Banken berücksichtigen Klimarisiken kaum
Folgen des Klimawandels wie die Überschwemmungen an Ahr und Mosel im vergangenen Sommer könnten im schlimmsten Fall auch zu einer Finanzkrise führen. Die Banken berücksichtigen solche Risiken jedoch bisher noch kaum, die sich etwa aus der Kreditvergabe an nicht nachhaltige Unternehmen ergeben. Die EZB überprüft diese Risiken zwar in ihrem aktuellen Klimastresstest, doch inwieweit sie daraus auch Konsequenzen zieht, ist offen.
Die Deutsche Kreditwirtschaft, die für die gesamte Bankenbranche in Deutschland spricht, hält die Überprüfung dieser Risiken zwar für richtig, möchte aber Konsequenzen möglichst vermeiden. Vor allem möchten die Kreditinstitute für solche Risiken auf keinen Fall mehr Eigenkapital hinterlegen, damit sie für Kreditausfälle besser gewappnet sind.

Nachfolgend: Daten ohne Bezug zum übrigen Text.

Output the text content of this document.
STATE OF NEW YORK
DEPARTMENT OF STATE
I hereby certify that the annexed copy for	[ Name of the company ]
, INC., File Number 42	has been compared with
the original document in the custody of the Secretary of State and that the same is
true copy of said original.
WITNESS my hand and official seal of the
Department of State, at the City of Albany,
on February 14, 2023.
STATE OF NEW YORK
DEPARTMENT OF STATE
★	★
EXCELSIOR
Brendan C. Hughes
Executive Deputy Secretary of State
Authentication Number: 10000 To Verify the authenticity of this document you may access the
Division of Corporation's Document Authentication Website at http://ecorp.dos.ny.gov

Finanzwende: Brauchen einheitlichere Regeln
Nachhaltige Geldanlagen können deshalb nur wirklich zu einer Umgestaltung der Wirtschaft beitragen, wenn es klarere Definitionen und Regeln gibt, folgert Finanzwende Recherche. Das scheitert schon an der Definition des Begriffs, wie die Diskussion um die Taxonomie in der EU zeigt.
Es gibt aber auch noch zu wenige Daten: Wie nachhaltig Unternehmen wirtschaften, das überprüfen zwar bei den großen Unternehmen die Ratingagenturen, wenn sie deren wirtschaftliche Lage und Kreditwürdigkeit beurteilen. Deren Einstufung ist dann wichtiger Maßstab für die Investoren. Aber die Urteile fallen unterschiedlich aus. "Da müssen einheitlichere Regeln her", fordert Magdalena Senn, "damit die Anleger sich auf das Urteil der Agenturen verlassen können."